New Perspectives in Science Education

Edition 13

Accepted Abstracts

STEM Education in Gulen Inspired Schools through Extra Curricula Activities

Mehmet Evrim Altin, International University of Bad Honnef (Germany)

Abstract

STEM education has been one of the most important subjects in college entrance exams in Turkey and therefore it has been an initial target of the private school sector for decades. Through various channels, Turkish Islamic Scholar Fethullah Gulen’s and his followers schools, which are named as Gulen Inspired Schools according to different scholars [1], have achieved remarkable success in STEM education and their graduates are now among Turkey’s leaders in science and math and are very well represented at the country’s top universities, as well as in master’s and doctorate programs throughout Europe and in the United States. [2] Through the internationalization process of the movement, different Gulen inspired schools were founded outside of Turkey and they also followed the same path and expanded this type of STEM education to the world. The purpose of this paper is to examine the methodology of Gulen Inspired Schools in STEM education. A qualitative research design is used to study this issue. Semi-structured expert interviews are conducted with managers of the Gulen Inspired Schools from three continents: Europe, Africa and the US and the experts of the subject. The results show that, in addition to the full-day concept and modern facilities with science labs, these schools conducted three types of extra curricula activities such as tutoring programs for the weak students, preparing good students for science Olympiads and coaching or mentoring students [3]. These types of extra educational activities have a supporting role in the STEM education in these schools. On the other hand, the detractors of these schools described these extracurricular activities as a tool in which Gulen followers conducted indoctrination and missionary activities to gain new followers [4].  Schools defended themselves against these approaches by demonstrating the secular structure of these activities and contribution to their students. Such discussions and the controversial structure of these extra curricula activities are also analysed from different perspectives in this paper.

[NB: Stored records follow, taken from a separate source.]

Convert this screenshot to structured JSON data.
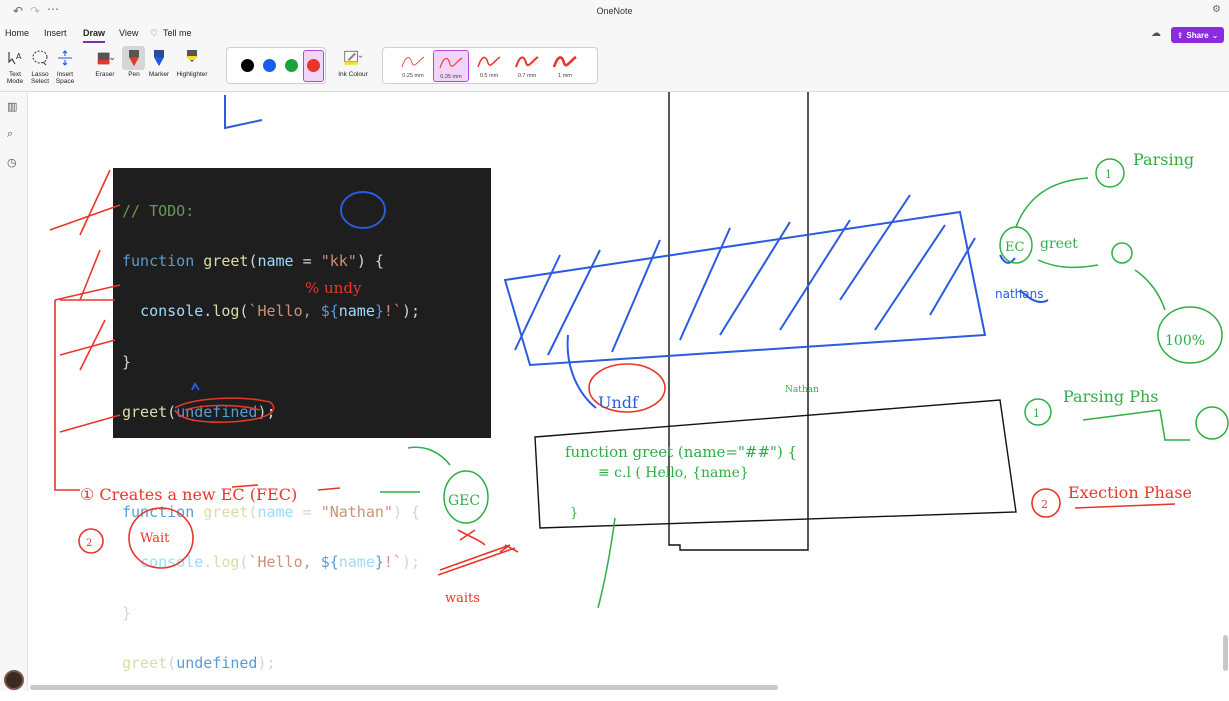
{
  "app": {
    "title": "OneNote"
  },
  "menu": {
    "items": [
      "Home",
      "Insert",
      "Draw",
      "View",
      "Tell me"
    ],
    "active": "Draw",
    "share": "Share"
  },
  "ribbon": {
    "text_mode": "Text Mode",
    "lasso": "Lasso Select",
    "insert_space": "Insert Space",
    "eraser": "Eraser",
    "pen": "Pen",
    "marker": "Marker",
    "highlighter": "Highlighter",
    "ink_colour": "Ink Colour",
    "colors": [
      "#000000",
      "#1a5cf0",
      "#1aa33a",
      "#e8362a"
    ],
    "selected_color": "#e8362a",
    "thickness": [
      "0.25 mm",
      "0.35 mm",
      "0.5 mm",
      "0.7 mm",
      "1 mm"
    ],
    "selected_thickness": "0.35 mm"
  },
  "code": {
    "lines": [
      "// TODO:",
      "function greet(name = \"kk\") {",
      "  console.log(`Hello, ${name}!`);",
      "}",
      "greet(undefined);",
      "",
      "function greet(name = \"Nathan\") {",
      "  console.log(`Hello, ${name}!`);",
      "}",
      "greet(undefined);"
    ]
  },
  "colors": {
    "accent": "#8a2be2",
    "ink_red": "#e8362a",
    "ink_blue": "#2a5be0",
    "ink_green": "#2fae45"
  }
}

Keywords: Gulen inspired schools, STEM education, extra curricular activities.

References:

  1. Dohrn, K. (2014). Translocal Ethics: Hizmet Teachers and the Formation of Gülen-inspired Schools in Urban Tanzania. Sociology of Islam, 233.
  2. Hendrick, J. D. (2013). Gülen: the Ambiguous Politics of Market Islam in Turkey and the World, New York: New York University Press, 142.
  3. Altin, M.E. (2020). Additional Educational Activities in and out of Class, Internationalization through Localization: Gülen Inspired Schools, PhD Dissertation on Faculty of Philosophy of Heinrich Heine University of Düsseldorf, Düsseldorf: HHU Universität Publikation Server, 161-174.
  4. Tittensor, D. (2014).Conclusion: A singular Movement with a Modern-Day Mission.  The House of Services: The Gülen Movement and Islam’s Third Way, Oxford: Oxford University Press, 83.